As this is not a hcat issue, it should not matter if you have an older hcat version .  fyi, this bug was not there in pig 0.8.x .
Was it pig 0.9.0 or 0.9.1 that you used ?


Can you point me to jira that fixes filter-union problem (in pig)? I
haven't tried hcat-0.4 yet, good to know about that issue. I will keep a


   Are you using pig 0.9 or 0.9.1 ?
   If yes, can you try with pig 0.9.2 ?
   Wondering if you are also hitting the issue that Thomas mentioned .


       Something similar I have noticed is -

       A = load ...
       B1 = filter A by cond1;
       B2 = filter A by cond2;
       B3 = filter A by cond3;

       B = union B1, B2, B3; does not push projection.

       Is that expected?

       Ideally, we should have "strict" mode under hcatalog, that when
       on will avoid executing pig queries on the full (partitioned) table.


           I am using HCatalog 0.4.

           With simple PIG script it works great.
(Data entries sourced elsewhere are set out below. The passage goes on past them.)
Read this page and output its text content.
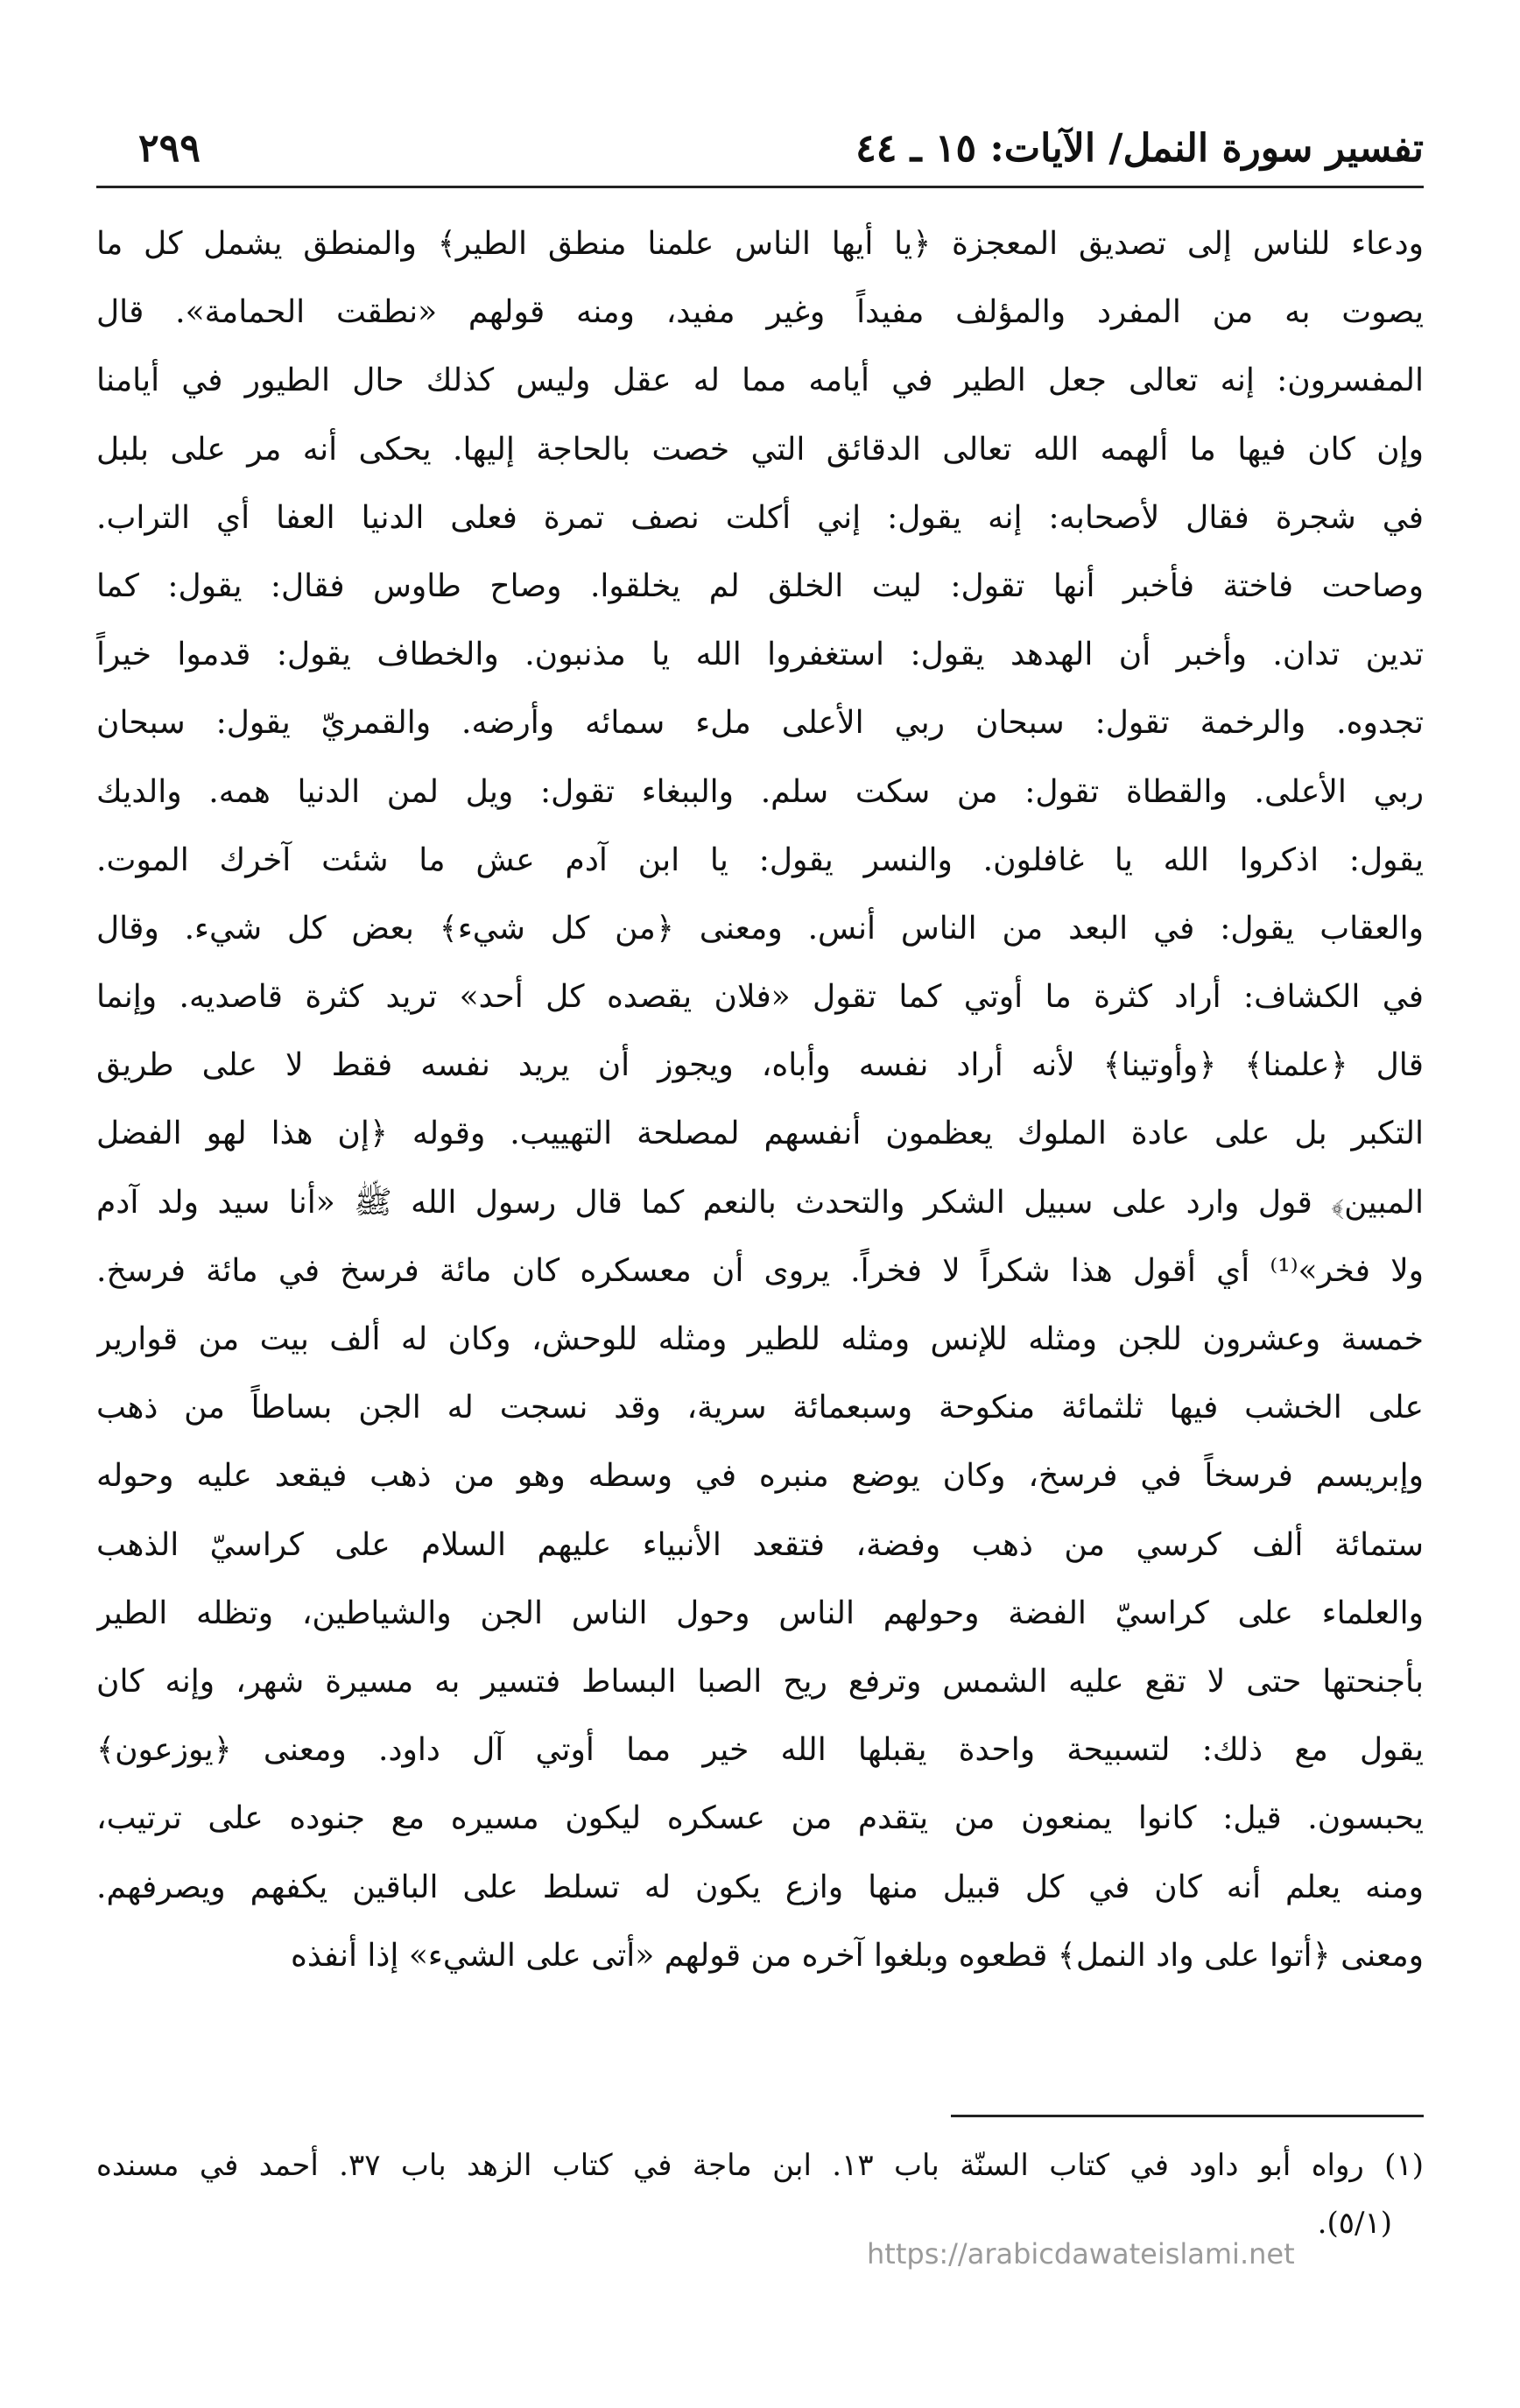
تفسير سورة النمل/ الآيات: ١٥ ـ ٤٤
٢٩٩
ودعاء للناس إلى تصديق المعجزة ﴿يا أيها الناس علمنا منطق الطير﴾ والمنطق يشمل كل ما
يصوت به من المفرد والمؤلف مفيداً وغير مفيد، ومنه قولهم «نطقت الحمامة». قال
المفسرون: إنه تعالى جعل الطير في أيامه مما له عقل وليس كذلك حال الطيور في أيامنا
وإن كان فيها ما ألهمه الله تعالى الدقائق التي خصت بالحاجة إليها. يحكى أنه مر على بلبل
في شجرة فقال لأصحابه: إنه يقول: إني أكلت نصف تمرة فعلى الدنيا العفا أي التراب.
وصاحت فاختة فأخبر أنها تقول: ليت الخلق لم يخلقوا. وصاح طاوس فقال: يقول: كما
تدين تدان. وأخبر أن الهدهد يقول: استغفروا الله يا مذنبون. والخطاف يقول: قدموا خيراً
تجدوه. والرخمة تقول: سبحان ربي الأعلى ملء سمائه وأرضه. والقمريّ يقول: سبحان
ربي الأعلى. والقطاة تقول: من سكت سلم. والببغاء تقول: ويل لمن الدنيا همه. والديك
يقول: اذكروا الله يا غافلون. والنسر يقول: يا ابن آدم عش ما شئت آخرك الموت.
والعقاب يقول: في البعد من الناس أنس. ومعنى ﴿من كل شيء﴾ بعض كل شيء. وقال
في الكشاف: أراد كثرة ما أوتي كما تقول «فلان يقصده كل أحد» تريد كثرة قاصديه. وإنما
قال ﴿علمنا﴾ ﴿وأوتينا﴾ لأنه أراد نفسه وأباه، ويجوز أن يريد نفسه فقط لا على طريق
التكبر بل على عادة الملوك يعظمون أنفسهم لمصلحة التهييب. وقوله ﴿إن هذا لهو الفضل
المبين﴾ قول وارد على سبيل الشكر والتحدث بالنعم كما قال رسول الله ﷺ «أنا سيد ولد آدم
ولا فخر»⁽¹⁾ أي أقول هذا شكراً لا فخراً. يروى أن معسكره كان مائة فرسخ في مائة فرسخ.
خمسة وعشرون للجن ومثله للإنس ومثله للطير ومثله للوحش، وكان له ألف بيت من قوارير
على الخشب فيها ثلثمائة منكوحة وسبعمائة سرية، وقد نسجت له الجن بساطاً من ذهب
وإبريسم فرسخاً في فرسخ، وكان يوضع منبره في وسطه وهو من ذهب فيقعد عليه وحوله
ستمائة ألف كرسي من ذهب وفضة، فتقعد الأنبياء عليهم السلام على كراسيّ الذهب
والعلماء على كراسيّ الفضة وحولهم الناس وحول الناس الجن والشياطين، وتظله الطير
بأجنحتها حتى لا تقع عليه الشمس وترفع ريح الصبا البساط فتسير به مسيرة شهر، وإنه كان
يقول مع ذلك: لتسبيحة واحدة يقبلها الله خير مما أوتي آل داود. ومعنى ﴿يوزعون﴾
يحبسون. قيل: كانوا يمنعون من يتقدم من عسكره ليكون مسيره مع جنوده على ترتيب،
ومنه يعلم أنه كان في كل قبيل منها وازع يكون له تسلط على الباقين يكفهم ويصرفهم.
ومعنى ﴿أتوا على واد النمل﴾ قطعوه وبلغوا آخره من قولهم «أتى على الشيء» إذا أنفذه
(١) رواه أبو داود في كتاب السنّة باب ١٣. ابن ماجة في كتاب الزهد باب ٣٧. أحمد في مسنده
(٥/١).
https://arabicdawateislami.net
HCatalog beautifully
           only the relevant information. However, full scan happens
       only when
           we have couple of additional joins and when we change the
           order (we also use "using skewed").

           Though we have looked into the debug logs, we saw the
       scanning of
           number of records from the JobTracker's counters itself. Without
           pruning, the m/r job was pretty much scanning the entire set
       of rows.

           I am not sure if there is a corner case, where in "skewed"
       join is
           trying to override the filtering.


               What version of HCatalog are you using?  How do you know
       it is
               scanning all the partitions, does it say so in the logs,
       or are
               you getting all the records back?

               And yes, HCat is supposed to do partition pruning so that it
               only scans the required partitions.


        > Hi All,
        > I have a hcatalog table "partitioned by (d string)".
        > I have couple of days worth of data and when i run "show
               partitions" it provides the correct daa.
        > d=20111215
        > d=20111216
        > d=20111217
        > d=20111218
        > d=20111219
        > d=20111220
        > d=20111221
        > d=20111222
        > d=20111223
        > d=20111224
        > d=20111225
        > d=20120415
        > However, when I run PIG with "filter a by d == '20120415'",
               it ends up scanning all data.
        > Is this a known bug/enhancement in HCatalog?. Ideally,
               shouldn't it scan only the d=20120415 directory?
        > Any pointers would be of great help.